Gamification companies need to be creating products that add actual value to their users, the employees. And the most natural way for gamification softwares to add value is by providing employees and managers with advanced data analytics about how they are performing.
Right now, most of the leading gamification companies are really good at telling management and employees which employees are succeeding and which are failing. Very few have the ability to tell employees and management why an individual employee is succeeding or failing.
And vendors wonder why Gartner predicted in its 2012 Year-End Report that, as of this year, 80% of current gamified applications will have failed to meet business objectives.
Rebuilding gamification
Gamification can work if it actually induces employees and managers to learn and benefit from their productivity analytics. And the gamification companies that survive will be the ones who empower, rather than use, their users.

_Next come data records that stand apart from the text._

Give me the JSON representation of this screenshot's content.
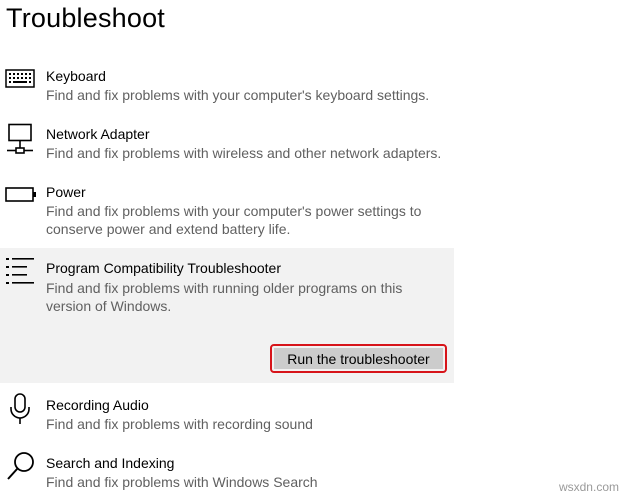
{
  "header": {
    "title": "Troubleshoot"
  },
  "items": [
    {
      "title": "Keyboard",
      "description": "Find and fix problems with your computer's keyboard settings.",
      "icon": "keyboard-icon"
    },
    {
      "title": "Network Adapter",
      "description": "Find and fix problems with wireless and other network adapters.",
      "icon": "network-adapter-icon"
    },
    {
      "title": "Power",
      "description": "Find and fix problems with your computer's power settings to conserve power and extend battery life.",
      "icon": "battery-icon"
    },
    {
      "title": "Program Compatibility Troubleshooter",
      "description": "Find and fix problems with running older programs on this version of Windows.",
      "icon": "program-list-icon",
      "selected": true,
      "button_label": "Run the troubleshooter"
    },
    {
      "title": "Recording Audio",
      "description": "Find and fix problems with recording sound",
      "icon": "microphone-icon"
    },
    {
      "title": "Search and Indexing",
      "description": "Find and fix problems with Windows Search",
      "icon": "search-icon"
    }
  ],
  "watermark": "wsxdn.com",
  "colors": {
    "highlight": "#d7141a",
    "selected_bg": "#f2f2f2",
    "button_bg": "#cccccc",
    "description_text": "#606060"
  }
}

The disproportionate alignment of true incentives is the first thing that needs to go. The best way to do that is to incorporate tools into gamification software that create opportunities for better, more effective coaching.
>See also: Gartner reveals how gamification drives digital business
For example, software that shows advanced metrics pinpointing where a sales rep is struggling can add tangible value by indicating if an employee is having a high volume of outbound calls and first meetings, but poor conversion rates, during a month where he or she is performing poorly in terms of revenue.
Gamification software that automatically generates and communicates that type of internal business intelligence to the employee’s supervisor is creating a coaching opportunity and thus adding value to the user, the supervisor, and the company’s bottom line. Very few gamification solutions are doing that right now, and that goes back to the core of the industry’s problem: sustainable value.
Gamification companies must take a long, hard look in the mirror and realise what they truly are. Get advanced data analytics, figure out how to add true value to users, and focus engineering on substance, not style.